Roland Barthes died in 1980. Car crash (he was hit by one). Forty four years later, Barthes’ influence on how to analyze culture, society, history, and the human experience has never been bigger. His influence is immense and invisible at the same time. His concepts, philosophies are universal.
His concept - The Death of the Author is one such universal work of down the Rabbit Hole intellectual scuttlebutt. The Death of the Author is an essay Barthes wrote in 1967. It shuns aside the need to explore via biographical material or some sources to unquestionably understand the author’s intent in what they wrote. It’s title says it all: the author has died. It releases the author from the conversation and lets you have your own conversation with the art, which you were having anyway.
The author has no real say anymore; they have said it. The reader or the critic takes over. They don’t have to rely upon biographical materials.

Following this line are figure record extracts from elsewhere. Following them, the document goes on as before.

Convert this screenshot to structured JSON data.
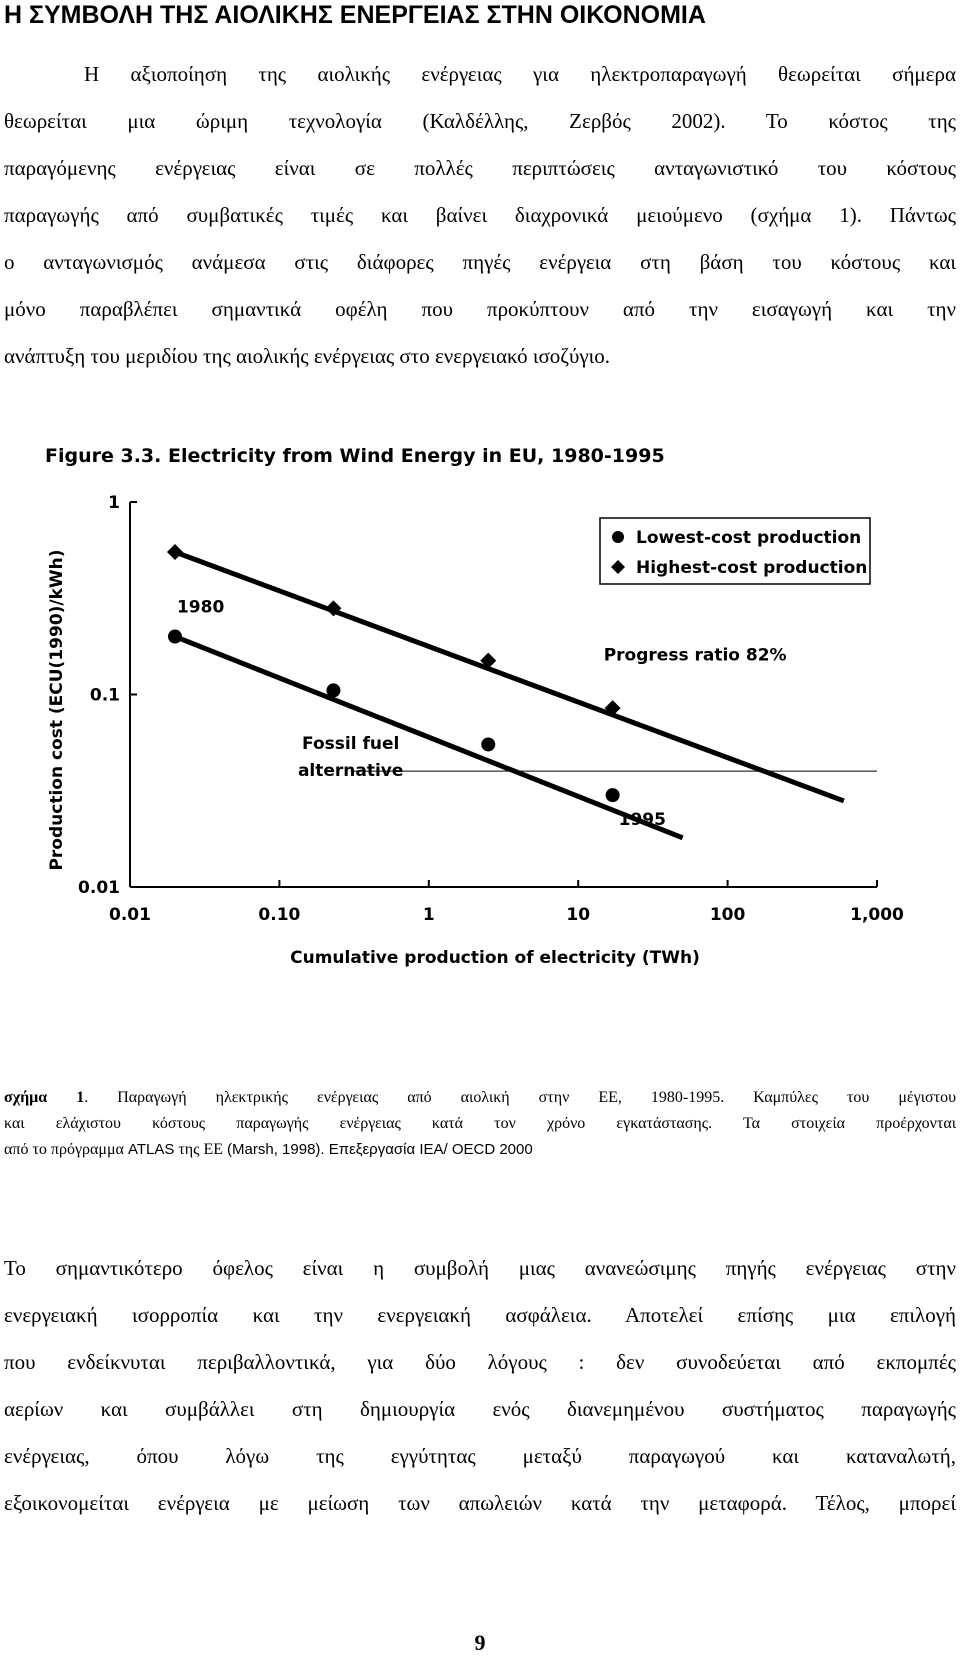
{
  "heading": "Η ΣΥΜΒΟΛΗ ΤΗΣ ΑΙΟΛΙΚΗΣ ΕΝΕΡΓΕΙΑΣ ΣΤΗΝ ΟΙΚΟΝΟΜΙΑ",
  "paragraph1": [
    "Η αξιοποίηση της αιολικής ενέργειας για ηλεκτροπαραγωγή θεωρείται σήμερα",
    "θεωρείται μια ώριμη τεχνολογία (Καλδέλλης, Ζερβός 2002). Το κόστος της",
    "παραγόμενης ενέργειας είναι σε πολλές περιπτώσεις ανταγωνιστικό του κόστους",
    "παραγωγής από συμβατικές τιμές και βαίνει διαχρονικά μειούμενο (σχήμα 1). Πάντως",
    "ο ανταγωνισμός ανάμεσα στις διάφορες πηγές ενέργεια στη βάση του κόστους και",
    "μόνο παραβλέπει σημαντικά οφέλη που προκύπτουν από την εισαγωγή και την",
    "ανάπτυξη του μεριδίου της αιολικής ενέργειας στο ενεργειακό ισοζύγιο."
  ],
  "chart_data": {
    "type": "scatter",
    "title": "Figure 3.3.  Electricity from Wind Energy in EU, 1980-1995",
    "xlabel": "Cumulative production of electricity (TWh)",
    "ylabel": "Production cost (ECU(1990)/kWh)",
    "x_scale": "log",
    "y_scale": "log",
    "xlim": [
      0.01,
      1000
    ],
    "ylim": [
      0.01,
      1
    ],
    "x_ticks": [
      {
        "value": 0.01,
        "label": "0.01"
      },
      {
        "value": 0.1,
        "label": "0.10"
      },
      {
        "value": 1,
        "label": "1"
      },
      {
        "value": 10,
        "label": "10"
      },
      {
        "value": 100,
        "label": "100"
      },
      {
        "value": 1000,
        "label": "1,000"
      }
    ],
    "y_ticks": [
      {
        "value": 0.01,
        "label": "0.01"
      },
      {
        "value": 0.1,
        "label": "0.1"
      },
      {
        "value": 1,
        "label": "1"
      }
    ],
    "legend_position": "top-right",
    "series": [
      {
        "name": "Lowest-cost production",
        "marker": "circle",
        "x": [
          0.02,
          0.23,
          2.5,
          17
        ],
        "y": [
          0.2,
          0.105,
          0.055,
          0.03
        ],
        "trend": {
          "x": [
            0.02,
            50
          ],
          "y": [
            0.2,
            0.018
          ]
        }
      },
      {
        "name": "Highest-cost production",
        "marker": "diamond",
        "x": [
          0.02,
          0.23,
          2.5,
          17
        ],
        "y": [
          0.55,
          0.28,
          0.15,
          0.085
        ],
        "trend": {
          "x": [
            0.02,
            600
          ],
          "y": [
            0.55,
            0.028
          ]
        }
      }
    ],
    "reference_line": {
      "label": "Fossil fuel\nalternative",
      "y": 0.04,
      "x_from": 0.3,
      "x_to": 1000
    },
    "annotations": [
      {
        "text": "1980",
        "x": 0.02,
        "y": 0.2
      },
      {
        "text": "1995",
        "x": 17,
        "y": 0.03
      },
      {
        "text": "Progress ratio 82%",
        "x": 8,
        "y": 0.11
      }
    ]
  },
  "caption": {
    "label": "σχήμα 1",
    "line1_rest": ". Παραγωγή ηλεκτρικής ενέργειας από αιολική στην ΕΕ, 1980-1995. Καμπύλες του μέγιστου",
    "line2": "και ελάχιστου κόστους παραγωγής ενέργειας κατά τον χρόνο εγκατάστασης. Τα στοιχεία προέρχονται",
    "line3_a": "από το πρόγραμμα ",
    "line3_b": "ATLAS",
    "line3_c": " της ΕΕ ",
    "line3_d": "(Marsh, 1998). Επεξεργασία IEA/ OECD 2000"
  },
  "paragraph2": [
    "Το σημαντικότερο όφελος είναι η συμβολή μιας ανανεώσιμης πηγής ενέργειας στην",
    "ενεργειακή ισορροπία και την ενεργειακή ασφάλεια. Αποτελεί επίσης μια επιλογή",
    "που ενδείκνυται περιβαλλοντικά, για δύο λόγους : δεν συνοδεύεται από εκπομπές",
    "αερίων και συμβάλλει στη δημιουργία ενός διανεμημένου συστήματος παραγωγής",
    "ενέργειας, όπου λόγω της εγγύτητας μεταξύ παραγωγού και καταναλωτή,",
    "εξοικονομείται ενέργεια με μείωση των απωλειών κατά την μεταφορά. Τέλος, μπορεί"
  ],
  "page_number": "9"
}
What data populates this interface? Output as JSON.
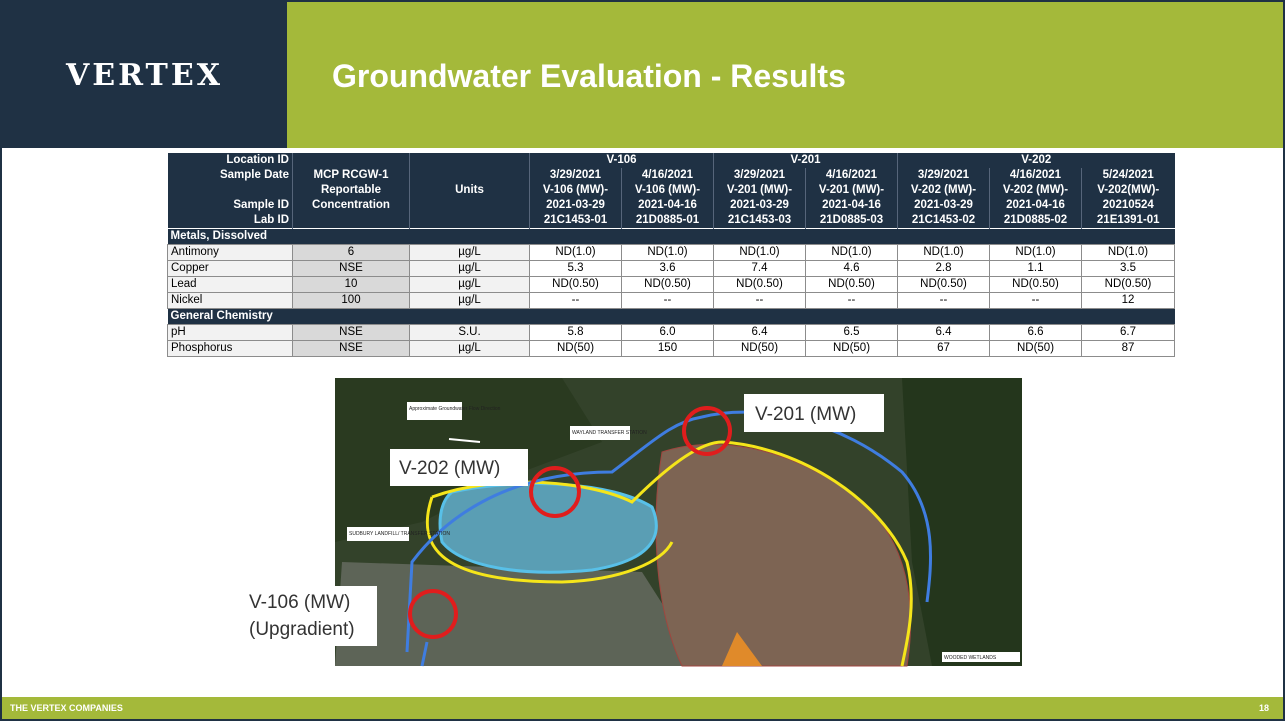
{
  "header": {
    "logo": "VERTEX",
    "title": "Groundwater Evaluation - Results"
  },
  "table": {
    "row_labels": [
      "Location ID",
      "Sample Date",
      "Sample ID",
      "Lab ID"
    ],
    "mcp_header": [
      "MCP RCGW-1",
      "Reportable",
      "Concentration"
    ],
    "units_header": "Units",
    "locations": [
      "V-106",
      "V-201",
      "V-202"
    ],
    "columns": [
      {
        "date": "3/29/2021",
        "sample_id": [
          "V-106 (MW)-",
          "2021-03-29"
        ],
        "lab_id": "21C1453-01"
      },
      {
        "date": "4/16/2021",
        "sample_id": [
          "V-106 (MW)-",
          "2021-04-16"
        ],
        "lab_id": "21D0885-01"
      },
      {
        "date": "3/29/2021",
        "sample_id": [
          "V-201 (MW)-",
          "2021-03-29"
        ],
        "lab_id": "21C1453-03"
      },
      {
        "date": "4/16/2021",
        "sample_id": [
          "V-201 (MW)-",
          "2021-04-16"
        ],
        "lab_id": "21D0885-03"
      },
      {
        "date": "3/29/2021",
        "sample_id": [
          "V-202 (MW)-",
          "2021-03-29"
        ],
        "lab_id": "21C1453-02"
      },
      {
        "date": "4/16/2021",
        "sample_id": [
          "V-202 (MW)-",
          "2021-04-16"
        ],
        "lab_id": "21D0885-02"
      },
      {
        "date": "5/24/2021",
        "sample_id": [
          "V-202(MW)-",
          "20210524"
        ],
        "lab_id": "21E1391-01"
      }
    ],
    "sections": [
      {
        "name": "Metals, Dissolved",
        "rows": [
          {
            "analyte": "Antimony",
            "standard": "6",
            "units": "µg/L",
            "values": [
              "ND(1.0)",
              "ND(1.0)",
              "ND(1.0)",
              "ND(1.0)",
              "ND(1.0)",
              "ND(1.0)",
              "ND(1.0)"
            ]
          },
          {
            "analyte": "Copper",
            "standard": "NSE",
            "units": "µg/L",
            "values": [
              "5.3",
              "3.6",
              "7.4",
              "4.6",
              "2.8",
              "1.1",
              "3.5"
            ]
          },
          {
            "analyte": "Lead",
            "standard": "10",
            "units": "µg/L",
            "values": [
              "ND(0.50)",
              "ND(0.50)",
              "ND(0.50)",
              "ND(0.50)",
              "ND(0.50)",
              "ND(0.50)",
              "ND(0.50)"
            ]
          },
          {
            "analyte": "Nickel",
            "standard": "100",
            "units": "µg/L",
            "values": [
              "--",
              "--",
              "--",
              "--",
              "--",
              "--",
              "12"
            ]
          }
        ]
      },
      {
        "name": "General Chemistry",
        "rows": [
          {
            "analyte": "pH",
            "standard": "NSE",
            "units": "S.U.",
            "values": [
              "5.8",
              "6.0",
              "6.4",
              "6.5",
              "6.4",
              "6.6",
              "6.7"
            ]
          },
          {
            "analyte": "Phosphorus",
            "standard": "NSE",
            "units": "µg/L",
            "values": [
              "ND(50)",
              "150",
              "ND(50)",
              "ND(50)",
              "67",
              "ND(50)",
              "87"
            ]
          }
        ]
      }
    ]
  },
  "map": {
    "labels": [
      "Approximate Groundwater Flow Direction",
      "WAYLAND TRANSFER STATION",
      "SUDBURY LANDFILL/ TRANSFER STATION",
      "WOODED WETLANDS"
    ],
    "callouts": [
      [
        "V-201 (MW)"
      ],
      [
        "V-202 (MW)"
      ],
      [
        "V-106 (MW)",
        "(Upgradient)"
      ]
    ]
  },
  "footer": {
    "company": "THE VERTEX COMPANIES",
    "page": "18"
  }
}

They are the person who decides what is being said, what has been presented to the world.
Here is an excerpt from the essay:
“We know that a text does not consist of a line of words, releasing a single "theological" meaning (the "message" of the Author- God), but is a space of many dimensions, in which are wedded and contested various kinds of writing, no one of which is original…”
This is, to a certain degree, all art, all creative excursions. Poetry, fiction, drama, nonfiction once created and released into the universe is in the hands of the reader, the audience, the observer. The creator has died. They have no more say in the matter. We can speculate all we want on what an artist was trying to say because the author has left the building.
A friend of mine, a great lover of the writings of Victor Hugo, insisted to me that Les Misreables, is a story about Jesus Christ. He said it because of the priest at the beginning of the story so central to Valjean’s journey towards redemption and purpose. Valjean, according to my friend, is a Christ like figure; he wants to save people, take care of people, and he wants to live a principled life.
It doesn’t matter if my friend is right or wrong; my friend cannot be wrong when it comes to the purpose of art. Hugo has more than accomplished the task of invoking thought and discussion and commenting deeply about the beauty and struggle of the human condition. My friend has taken his place in it as Barthes noted.
My friend need not try to figure out precisely what Hugo was writing about anyway. Hugo’s story is universal and it speaks to him (my friend) in the way my friends needs it to speak.
This is not to say that there isn’t an actual meaning to art that the artist was seeking to convey. But it does mean that what it conveys means something to those experiencing the art as well. Even though, all art has actual meaning, the most important thing is what it does for its audience (those experiencing the art).
Like for the longest time I never knew that John Coltrane’s A Love Supreme had sacred and/or divine underpinnings. The recording just sounded amazing to me; I felt something powerful whenever I heard it. It didn’t matter to me initially. I connected with the recording in my way and that was the power of it.
(art by Michael Gilmore - “Eat At Abdul’s”) - https://www.zazzle.com/store/eastofthepark
Does the artist know what they are saying? How can they know? Once an artist descends into deep subconscious thought, do they know anymore? Sonny Rollins, the great saxophonist, said that the artist wants to reach that state. A state of creativity where perhaps they don’t even know anymore. Yet, what is produced from this process sometimes is singularly amazing. Coltrane, Victor Hugo, June Jordan, all the great artist go to this place. And then we take over and slay them. The artist is dead.